Lead Research Organisation: University of Westminster
Department Name: Faculty of Media Arts and Design

Abstract

Summary


The proposal is for a 16mm, 20min (col) film that will address the question of how contemporary postmodern theory of subjectivity can be applied in experimental film. The use of fixed camera, real time and a reflexive foregrounding of the filmmaking process will combine an exploration of fragmented subjectivity and narrative. The film frame as a threshold will be used as a metaphor for the perceptual process of 'taking in' information from the world.

Sitting Still builds on my earlier work, e.g. Stages of Mourning (2004), and Taking My Skin (2006), insofar as it is concerned with the filmmaking process as it relates to the subject and subjectivity which expand on and depart from the modernist strategies of Structuralist film.

Following (feminist) experimental filmmakers, whose work emerged out of the Structuralist film movement and who have explored in particular the use of voice-over with image such as Lis Rhodes, Alia Syed, Nina Danino, and Sue Friedrich, Sitting Still will explore the combination of fragmented narrative voice-over with modernist filmic devices. Primarily the film will draw influence from Rhodes and Danino in the way in which they use out-of-focus image with a voice-over that fragments through multiple points of view. Building on this work, Sitting Still will expand the potential in experimental film of the relationship between certainty and uncertainty of image and word, by the way in which modernist (exposing process) and postmodernist (constructing fragmented narratives) strategies can be brought together in film.
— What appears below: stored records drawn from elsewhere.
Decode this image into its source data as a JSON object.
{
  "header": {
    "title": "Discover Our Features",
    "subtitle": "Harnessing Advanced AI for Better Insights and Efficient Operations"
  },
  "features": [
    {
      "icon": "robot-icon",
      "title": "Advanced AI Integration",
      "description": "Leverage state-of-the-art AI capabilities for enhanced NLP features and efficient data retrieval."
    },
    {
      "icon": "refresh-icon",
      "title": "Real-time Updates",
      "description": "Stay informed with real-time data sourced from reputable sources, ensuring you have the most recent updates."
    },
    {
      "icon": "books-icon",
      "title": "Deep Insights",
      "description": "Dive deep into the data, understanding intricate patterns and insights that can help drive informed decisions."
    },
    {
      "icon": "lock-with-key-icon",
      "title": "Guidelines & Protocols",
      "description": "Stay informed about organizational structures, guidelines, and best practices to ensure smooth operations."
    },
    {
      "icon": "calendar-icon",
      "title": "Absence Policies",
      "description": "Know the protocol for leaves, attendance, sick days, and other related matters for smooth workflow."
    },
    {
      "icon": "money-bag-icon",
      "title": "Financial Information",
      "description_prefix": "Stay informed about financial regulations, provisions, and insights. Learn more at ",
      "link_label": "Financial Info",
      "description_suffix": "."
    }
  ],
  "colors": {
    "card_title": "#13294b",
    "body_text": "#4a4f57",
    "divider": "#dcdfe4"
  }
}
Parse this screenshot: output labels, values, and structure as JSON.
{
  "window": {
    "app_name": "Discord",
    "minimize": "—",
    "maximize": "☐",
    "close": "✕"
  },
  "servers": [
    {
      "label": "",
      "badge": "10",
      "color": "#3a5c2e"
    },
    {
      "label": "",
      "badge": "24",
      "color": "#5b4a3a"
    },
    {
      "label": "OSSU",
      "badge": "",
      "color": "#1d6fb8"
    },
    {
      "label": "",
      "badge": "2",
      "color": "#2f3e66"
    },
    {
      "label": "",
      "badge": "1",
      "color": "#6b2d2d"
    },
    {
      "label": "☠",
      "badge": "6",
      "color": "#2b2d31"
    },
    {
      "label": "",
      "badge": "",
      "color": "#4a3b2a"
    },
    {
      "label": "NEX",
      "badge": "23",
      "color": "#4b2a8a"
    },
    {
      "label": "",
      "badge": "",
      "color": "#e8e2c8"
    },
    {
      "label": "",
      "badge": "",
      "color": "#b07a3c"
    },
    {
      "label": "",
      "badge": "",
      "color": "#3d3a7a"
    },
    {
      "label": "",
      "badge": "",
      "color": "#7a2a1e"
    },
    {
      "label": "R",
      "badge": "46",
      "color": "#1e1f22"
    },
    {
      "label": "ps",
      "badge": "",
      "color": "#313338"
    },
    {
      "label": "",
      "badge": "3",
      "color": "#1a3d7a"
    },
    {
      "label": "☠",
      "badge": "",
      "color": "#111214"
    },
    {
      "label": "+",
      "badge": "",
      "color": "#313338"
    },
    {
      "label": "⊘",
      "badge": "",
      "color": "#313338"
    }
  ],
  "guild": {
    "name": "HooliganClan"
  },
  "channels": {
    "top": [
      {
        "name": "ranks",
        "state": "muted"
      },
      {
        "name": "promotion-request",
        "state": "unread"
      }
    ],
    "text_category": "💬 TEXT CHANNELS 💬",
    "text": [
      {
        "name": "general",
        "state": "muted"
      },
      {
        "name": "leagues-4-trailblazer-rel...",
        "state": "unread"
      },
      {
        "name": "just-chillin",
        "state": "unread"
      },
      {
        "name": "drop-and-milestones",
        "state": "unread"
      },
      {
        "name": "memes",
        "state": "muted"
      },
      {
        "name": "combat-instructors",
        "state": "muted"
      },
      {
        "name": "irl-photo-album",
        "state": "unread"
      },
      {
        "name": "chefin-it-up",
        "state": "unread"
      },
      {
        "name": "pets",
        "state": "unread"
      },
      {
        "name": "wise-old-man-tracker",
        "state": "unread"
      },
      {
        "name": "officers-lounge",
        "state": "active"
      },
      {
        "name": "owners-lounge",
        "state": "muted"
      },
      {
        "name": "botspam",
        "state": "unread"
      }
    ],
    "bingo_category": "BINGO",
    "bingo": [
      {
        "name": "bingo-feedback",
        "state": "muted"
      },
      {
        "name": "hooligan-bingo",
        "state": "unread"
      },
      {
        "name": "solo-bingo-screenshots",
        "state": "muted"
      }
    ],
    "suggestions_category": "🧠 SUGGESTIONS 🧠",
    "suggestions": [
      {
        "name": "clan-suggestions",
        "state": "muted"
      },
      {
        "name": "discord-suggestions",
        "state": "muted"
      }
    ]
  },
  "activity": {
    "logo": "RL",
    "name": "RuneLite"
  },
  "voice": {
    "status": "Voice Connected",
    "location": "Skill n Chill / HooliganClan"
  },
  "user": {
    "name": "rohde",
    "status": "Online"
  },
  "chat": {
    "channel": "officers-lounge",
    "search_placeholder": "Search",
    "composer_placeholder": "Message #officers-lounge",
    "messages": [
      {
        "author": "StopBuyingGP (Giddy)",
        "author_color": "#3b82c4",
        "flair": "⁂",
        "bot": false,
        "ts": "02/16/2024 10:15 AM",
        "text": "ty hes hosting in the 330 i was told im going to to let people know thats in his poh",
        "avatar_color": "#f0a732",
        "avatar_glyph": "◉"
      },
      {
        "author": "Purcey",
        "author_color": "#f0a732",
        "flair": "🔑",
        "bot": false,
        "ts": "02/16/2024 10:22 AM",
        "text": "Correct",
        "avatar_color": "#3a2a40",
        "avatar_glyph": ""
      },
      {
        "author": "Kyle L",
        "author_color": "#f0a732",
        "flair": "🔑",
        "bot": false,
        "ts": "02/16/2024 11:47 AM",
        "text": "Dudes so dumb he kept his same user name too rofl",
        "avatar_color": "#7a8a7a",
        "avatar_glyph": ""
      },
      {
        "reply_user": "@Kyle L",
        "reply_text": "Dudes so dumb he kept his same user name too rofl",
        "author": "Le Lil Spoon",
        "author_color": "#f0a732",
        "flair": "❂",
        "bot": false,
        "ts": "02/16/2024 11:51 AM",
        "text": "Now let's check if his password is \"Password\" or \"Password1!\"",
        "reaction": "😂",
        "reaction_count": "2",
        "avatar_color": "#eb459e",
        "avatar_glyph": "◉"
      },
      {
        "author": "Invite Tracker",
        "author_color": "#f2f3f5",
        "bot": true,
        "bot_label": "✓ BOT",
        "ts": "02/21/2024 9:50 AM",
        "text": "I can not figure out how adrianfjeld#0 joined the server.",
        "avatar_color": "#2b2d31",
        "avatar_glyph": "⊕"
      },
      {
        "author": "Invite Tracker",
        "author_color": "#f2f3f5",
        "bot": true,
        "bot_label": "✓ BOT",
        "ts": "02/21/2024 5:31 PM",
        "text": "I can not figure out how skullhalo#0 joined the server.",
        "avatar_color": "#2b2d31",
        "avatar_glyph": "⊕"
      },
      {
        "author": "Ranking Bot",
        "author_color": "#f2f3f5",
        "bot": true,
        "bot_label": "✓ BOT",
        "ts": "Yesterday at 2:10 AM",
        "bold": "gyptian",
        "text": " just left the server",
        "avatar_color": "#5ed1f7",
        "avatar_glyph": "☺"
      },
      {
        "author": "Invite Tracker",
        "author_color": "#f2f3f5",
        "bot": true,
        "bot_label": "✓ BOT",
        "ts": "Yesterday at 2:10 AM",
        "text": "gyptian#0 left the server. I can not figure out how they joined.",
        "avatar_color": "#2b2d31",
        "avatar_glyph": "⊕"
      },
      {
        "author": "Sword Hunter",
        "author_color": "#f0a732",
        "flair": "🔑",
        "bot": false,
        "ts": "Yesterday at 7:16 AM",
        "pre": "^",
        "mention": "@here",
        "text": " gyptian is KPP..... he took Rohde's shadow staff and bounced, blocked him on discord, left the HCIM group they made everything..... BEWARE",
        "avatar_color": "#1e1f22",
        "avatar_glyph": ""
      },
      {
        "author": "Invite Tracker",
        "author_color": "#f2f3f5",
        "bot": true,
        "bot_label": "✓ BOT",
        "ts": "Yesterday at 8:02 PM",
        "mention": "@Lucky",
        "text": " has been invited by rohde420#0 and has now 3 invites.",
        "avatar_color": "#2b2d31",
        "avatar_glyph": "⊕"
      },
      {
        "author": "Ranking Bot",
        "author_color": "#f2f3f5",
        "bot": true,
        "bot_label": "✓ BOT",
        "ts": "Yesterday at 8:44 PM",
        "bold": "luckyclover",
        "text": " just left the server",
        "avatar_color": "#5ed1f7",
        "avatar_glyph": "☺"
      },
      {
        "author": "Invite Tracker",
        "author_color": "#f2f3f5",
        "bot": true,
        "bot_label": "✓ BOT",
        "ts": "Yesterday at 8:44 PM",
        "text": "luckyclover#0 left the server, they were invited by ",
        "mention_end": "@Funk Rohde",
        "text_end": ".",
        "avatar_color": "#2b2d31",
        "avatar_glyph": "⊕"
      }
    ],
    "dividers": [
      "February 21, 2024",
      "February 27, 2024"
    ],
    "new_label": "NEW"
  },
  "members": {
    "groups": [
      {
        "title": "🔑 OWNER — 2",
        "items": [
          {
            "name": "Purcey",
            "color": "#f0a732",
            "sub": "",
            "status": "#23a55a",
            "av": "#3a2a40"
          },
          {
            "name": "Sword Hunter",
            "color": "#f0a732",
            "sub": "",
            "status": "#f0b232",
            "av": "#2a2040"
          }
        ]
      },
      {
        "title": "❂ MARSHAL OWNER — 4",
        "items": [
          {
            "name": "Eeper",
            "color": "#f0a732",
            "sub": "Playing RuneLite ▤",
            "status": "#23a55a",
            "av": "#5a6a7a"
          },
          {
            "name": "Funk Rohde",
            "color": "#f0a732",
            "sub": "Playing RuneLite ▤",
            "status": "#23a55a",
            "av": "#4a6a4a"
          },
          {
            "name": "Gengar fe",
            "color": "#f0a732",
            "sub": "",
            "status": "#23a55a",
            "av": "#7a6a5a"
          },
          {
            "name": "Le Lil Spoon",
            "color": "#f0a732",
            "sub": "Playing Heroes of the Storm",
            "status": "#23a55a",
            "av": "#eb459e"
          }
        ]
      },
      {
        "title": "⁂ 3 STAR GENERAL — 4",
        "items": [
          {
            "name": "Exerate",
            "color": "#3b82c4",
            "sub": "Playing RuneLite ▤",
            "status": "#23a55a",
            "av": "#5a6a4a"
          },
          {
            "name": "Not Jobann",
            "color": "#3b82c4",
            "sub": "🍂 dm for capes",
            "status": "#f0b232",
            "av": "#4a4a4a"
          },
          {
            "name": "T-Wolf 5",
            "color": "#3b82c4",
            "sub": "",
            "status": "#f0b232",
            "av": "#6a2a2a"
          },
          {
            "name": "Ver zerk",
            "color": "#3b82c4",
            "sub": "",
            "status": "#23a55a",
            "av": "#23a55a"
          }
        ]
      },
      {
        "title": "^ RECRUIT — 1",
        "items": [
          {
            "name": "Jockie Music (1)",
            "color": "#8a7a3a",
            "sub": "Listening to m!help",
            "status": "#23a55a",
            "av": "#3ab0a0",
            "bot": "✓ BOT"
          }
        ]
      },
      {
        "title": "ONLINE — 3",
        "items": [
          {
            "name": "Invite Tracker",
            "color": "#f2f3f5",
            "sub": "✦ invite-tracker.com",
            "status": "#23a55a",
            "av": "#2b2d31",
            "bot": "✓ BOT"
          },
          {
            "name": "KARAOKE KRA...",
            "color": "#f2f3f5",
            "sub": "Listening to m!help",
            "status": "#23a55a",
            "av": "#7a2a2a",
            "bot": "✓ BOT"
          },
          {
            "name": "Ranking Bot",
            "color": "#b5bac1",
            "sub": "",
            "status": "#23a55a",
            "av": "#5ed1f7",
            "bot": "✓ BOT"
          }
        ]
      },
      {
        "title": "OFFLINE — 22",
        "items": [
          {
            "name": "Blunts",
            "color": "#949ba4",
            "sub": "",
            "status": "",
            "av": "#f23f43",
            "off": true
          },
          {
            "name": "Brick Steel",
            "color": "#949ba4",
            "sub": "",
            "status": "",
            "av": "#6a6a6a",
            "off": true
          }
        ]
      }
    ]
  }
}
The filmic strategy unique to Sitting Still brings the filmmaking process as performance and image into the fold of fragmented spoken narratives. The film will appear as one long take of a view out of a window (the window in frame). The performer who is also the filmmaker opens and closes the curtain, blind, camera lens and aperture and adjusts focus. This performance is narrated in first-person present tense. Interwoven with this narrative is a third-person past-past tense narrative about the experiences of bereavement and anorexia. The compounded voice-over of both, serves to address the question of perceptual and psychical processes where there is a limit of what can be 'taken in' from the outside world.

As chief investigator, I will act as producer, writer, director, chief camera and editor while employing a camera and an editing assistant. Production will commence 15 July 2007 and the film will be completed by 15 March 2008.

Sitting Still will be submitted to leading international festivals which have featured my work in the past (e.g. Oberhausen, Montreal Festival of New Cinema). The film will benefit from my existing distribution network of distributors which include the Lux, BFI, British Council, New York Filmmakers Co-op, Canyon Cinema (San Francisco). Discussions for exhibition are in place with Four Corners Film gallery in London, with a view to staging the film. I currently work with a consultant (funded by AHRC dissemination award) with whom I am developing positioning and dissemination strategies for the further distribution of my work to date. Among other things this has resulted in retrospective screenings in London and New York in the past year (see CV). In addition the film enters the critical context for contemporary debates on experimental film with an article in Vertigo in 2007 by Niamh McDonnell (Deleuzian philosopher, Goldsmiths University). In addition my work is to be featured in a book by David Curtis titled A History of Artists Film and Video in Britain, 1897-2004.

The film will be accompanied by a critical essay. Both address an interdisciplinary audience that is drawn from experimental film, poetry, visual arts, psychoanalytic theory and philosophy.